While Rome unleashed its power on this seemingly “helpless” man, three days later they would witness a power that would ultimately shake the entire Empire.
On Sunday He who was thought powerless arose from the dead by the power of the Holy Spirit (Rom 8:11). Rome’s power was negated. Death’s power was overcome. Satan’s power was subdued.
Paul proclaimed that Jesus was” declared to be the Son of God with power according to the Spirit of holiness, by the resurrection from the dead.” Furthermore, His blood shed upon the cross became the powerful cleansing agent to wash away the world’s sin. (Heb. 9:12). Even for those who crucified Him! (Acts 2:36-42).
Ironically, the massive Roman empire fell. Its Kingdom is no longer. Its influence is limited to history. Its power is finished. Yet, the Kingdom established by the One they killed lives on. It continues to flourish. Its influence stretches around the world.

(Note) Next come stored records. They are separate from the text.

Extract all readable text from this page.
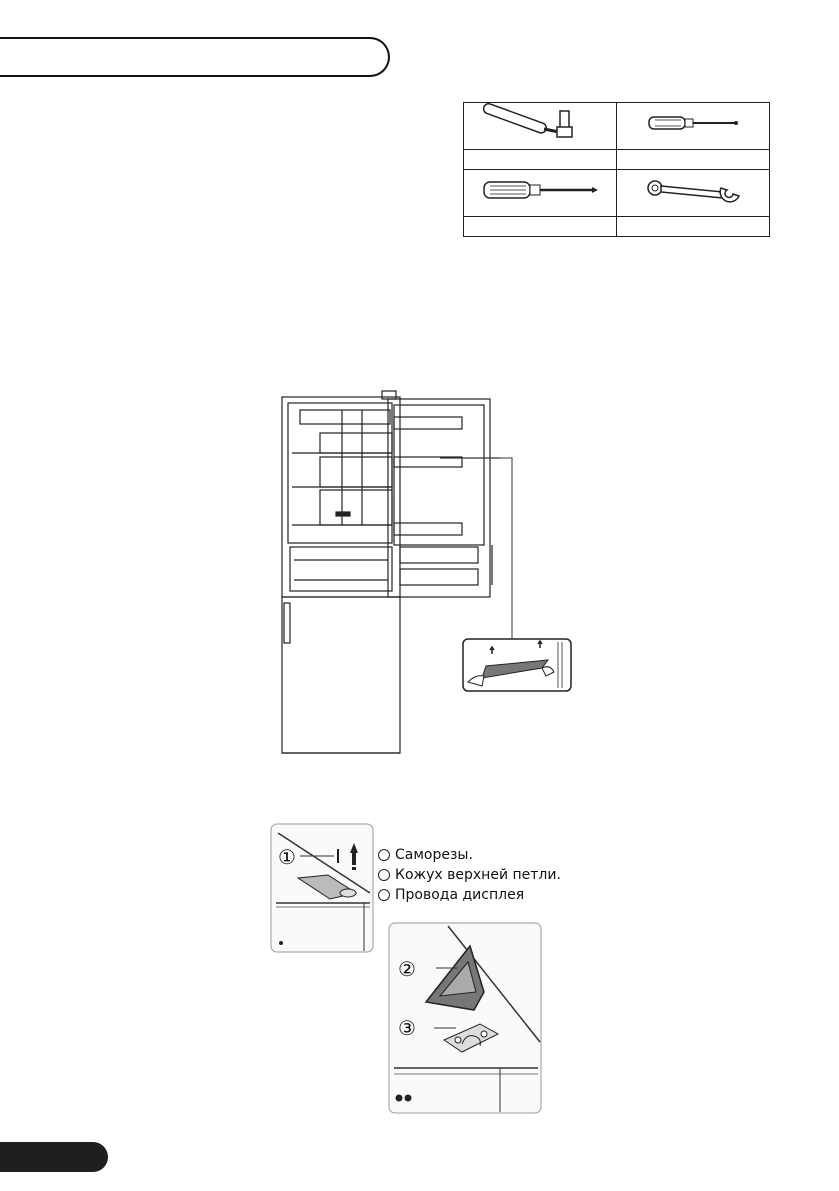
①	Саморезы.
Кожух верхней петли.
Провода дисплея
②
③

And it’s power? Demonstrated in the cross. Proclaimed through the Gospel. Evidenced in changed lives. And one day will be consummated in our own bodily resurrection.
As you assemble today and engage in communion, thank God for His power that works in your life. Power to be free from sin’s bondage and Satan’s shackles.
Remember our faith and hope resides not in the power brokers of this world, but in Him who “upholds all things by the word of His power.”